The government introduced recently a Bill to meet partially the requirements of a fraction of the unorganised workers. It should have a second look at this scheme and modify it to cover the whole of the unorganised sector within a few years. This will protect the poor and the vulnerable from unforeseen shocks, and insulate them from losing purchasing power.
The income transfer schemes will expand the consumption of the poor and vulnerable 77 per cent of the population, who have high expenditure elasticity for durable goods and ‘essential and other’ non-food items. All of them can be produced by micro-producers in the farm and non-farm sectors, supported by the NAFUS programme.
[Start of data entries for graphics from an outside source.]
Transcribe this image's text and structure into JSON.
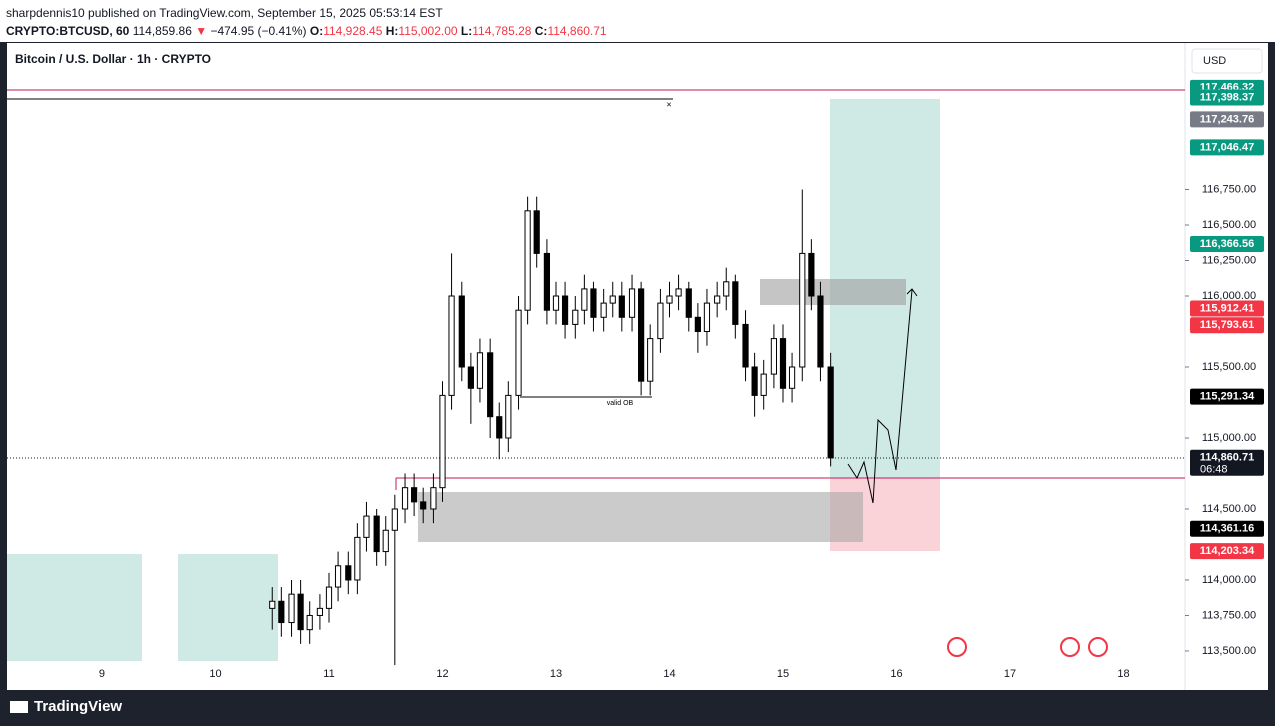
{
  "header": {
    "published": "sharpdennis10 published on TradingView.com, September 15, 2025 05:53:14 EST",
    "symbol": "CRYPTO:BTCUSD, 60",
    "last": "114,859.86",
    "arrow": "▼",
    "change": "−474.95 (−0.41%)",
    "o_label": "O:",
    "open": "114,928.45",
    "h_label": "H:",
    "high": "115,002.00",
    "l_label": "L:",
    "low": "114,785.28",
    "c_label": "C:",
    "close": "114,860.71"
  },
  "legend": "Bitcoin / U.S. Dollar · 1h · CRYPTO",
  "currency": "USD",
  "annotation": "valid OB",
  "close_marker": "×",
  "footer": "TradingView",
  "chart_data": {
    "type": "candlestick",
    "up_color": "#ffffff",
    "down_color": "#000000",
    "x": [
      10.5,
      10.58,
      10.67,
      10.75,
      10.83,
      10.92,
      11,
      11.08,
      11.17,
      11.25,
      11.33,
      11.42,
      11.5,
      11.58,
      11.67,
      11.75,
      11.83,
      11.92,
      12,
      12.08,
      12.17,
      12.25,
      12.33,
      12.42,
      12.5,
      12.58,
      12.67,
      12.75,
      12.83,
      12.92,
      13,
      13.08,
      13.17,
      13.25,
      13.33,
      13.42,
      13.5,
      13.58,
      13.67,
      13.75,
      13.83,
      13.92,
      14,
      14.08,
      14.17,
      14.25,
      14.33,
      14.42,
      14.5,
      14.58,
      14.67,
      14.75,
      14.83,
      14.92,
      15,
      15.08,
      15.17,
      15.25,
      15.33,
      15.42
    ],
    "open": [
      113800,
      113850,
      113700,
      113900,
      113650,
      113750,
      113800,
      113950,
      114100,
      114000,
      114300,
      114450,
      114200,
      114350,
      114500,
      114650,
      114550,
      114500,
      114650,
      115300,
      116000,
      115500,
      115350,
      115600,
      115150,
      115000,
      115300,
      115900,
      116600,
      116300,
      115900,
      116000,
      115800,
      115900,
      116050,
      115850,
      115950,
      116000,
      115850,
      116050,
      115400,
      115700,
      115950,
      116000,
      116050,
      115850,
      115750,
      115950,
      116000,
      116100,
      115800,
      115500,
      115300,
      115450,
      115700,
      115350,
      115500,
      116300,
      116000,
      115500
    ],
    "high": [
      113950,
      113950,
      114000,
      114000,
      113850,
      113900,
      114050,
      114200,
      114200,
      114400,
      114550,
      114500,
      114450,
      114600,
      114750,
      114750,
      114650,
      114750,
      115400,
      116300,
      116100,
      115600,
      115700,
      115700,
      115250,
      115400,
      116000,
      116700,
      116700,
      116400,
      116100,
      116100,
      116000,
      116150,
      116100,
      116050,
      116100,
      116100,
      116150,
      116100,
      115800,
      116050,
      116100,
      116150,
      116100,
      115950,
      116050,
      116100,
      116200,
      116150,
      115900,
      115600,
      115550,
      115800,
      115800,
      115600,
      116750,
      116400,
      116100,
      115600
    ],
    "low": [
      113650,
      113600,
      113600,
      113550,
      113550,
      113650,
      113700,
      113850,
      113900,
      113900,
      114200,
      114100,
      114100,
      113400,
      114400,
      114450,
      114400,
      114400,
      114550,
      115200,
      115400,
      115100,
      115250,
      115000,
      114850,
      114900,
      115200,
      115800,
      116200,
      115800,
      115800,
      115700,
      115700,
      115800,
      115750,
      115750,
      115850,
      115750,
      115750,
      115300,
      115300,
      115600,
      115850,
      115900,
      115750,
      115600,
      115650,
      115850,
      115900,
      115700,
      115400,
      115150,
      115200,
      115350,
      115250,
      115250,
      115400,
      115900,
      115400,
      114800
    ],
    "close": [
      113850,
      113700,
      113900,
      113650,
      113750,
      113800,
      113950,
      114100,
      114000,
      114300,
      114450,
      114200,
      114350,
      114500,
      114650,
      114550,
      114500,
      114650,
      115300,
      116000,
      115500,
      115350,
      115600,
      115150,
      115000,
      115300,
      115900,
      116600,
      116300,
      115900,
      116000,
      115800,
      115900,
      116050,
      115850,
      115950,
      116000,
      115850,
      116050,
      115400,
      115700,
      115950,
      116000,
      116050,
      115850,
      115750,
      115950,
      116000,
      116100,
      115800,
      115500,
      115300,
      115450,
      115700,
      115350,
      115500,
      116300,
      116000,
      115500,
      114860
    ],
    "xlim": [
      8.163,
      18.542
    ],
    "xticks": [
      9,
      10,
      11,
      12,
      13,
      14,
      15,
      16,
      17,
      18
    ],
    "ylim": [
      113225,
      117782
    ],
    "yticks": [
      {
        "value": 113500,
        "label": "113,500.00"
      },
      {
        "value": 113750,
        "label": "113,750.00"
      },
      {
        "value": 114000,
        "label": "114,000.00"
      },
      {
        "value": 114500,
        "label": "114,500.00"
      },
      {
        "value": 115000,
        "label": "115,000.00"
      },
      {
        "value": 115500,
        "label": "115,500.00"
      },
      {
        "value": 116000,
        "label": "116,000.00"
      },
      {
        "value": 116250,
        "label": "116,250.00"
      },
      {
        "value": 116500,
        "label": "116,500.00"
      },
      {
        "value": 116750,
        "label": "116,750.00"
      }
    ],
    "price_labels": [
      {
        "value": 117466.32,
        "label": "117,466.32",
        "color": "#089981"
      },
      {
        "value": 117398.37,
        "label": "117,398.37",
        "color": "#089981"
      },
      {
        "value": 117243.76,
        "label": "117,243.76",
        "color": "#787b86"
      },
      {
        "value": 117046.47,
        "label": "117,046.47",
        "color": "#089981"
      },
      {
        "value": 116366.56,
        "label": "116,366.56",
        "color": "#089981"
      },
      {
        "value": 115912.41,
        "label": "115,912.41",
        "color": "#f23645"
      },
      {
        "value": 115793.61,
        "label": "115,793.61",
        "color": "#f23645"
      },
      {
        "value": 115291.34,
        "label": "115,291.34",
        "color": "#000000"
      },
      {
        "value": 114860.71,
        "label": "114,860.71",
        "color": "#131722"
      },
      {
        "value": 114361.16,
        "label": "114,361.16",
        "color": "#000000"
      },
      {
        "value": 114203.34,
        "label": "114,203.34",
        "color": "#f23645"
      }
    ],
    "countdown": "06:48"
  }
}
The Indian responses to the economic crisis have to be different from those of other capitalist countries to their financial crisis. That is not just because the origins of India’s crises are different or because its banking and financial sector is less affected by failures of prudential regulation. The Indian programme should be different because the country has a large domestic economy which has remained neglected when economic growth accelerated. It has been seriously affected by lack of credit and a lack of market. Both these problems can be addressed by domestic policies, independent of international developments. A programme to stimulate this overwhelming unorganised sector of the economy will increase domestic demand and within a short period, domestic production, reviving economic growth. To this must be added the effect of a reduction in poverty and vulnerability feeding back on domestic demand and economic performance. As growth is revived and the confidence in the national economy comes back, we shall overcome the crisis.
(Dr. Arjun Sengupta is a Member of Parliament, Rajya Sabha, and Chairman of the National Commission for Enterprises in the Unorganised Sector, Government of India.)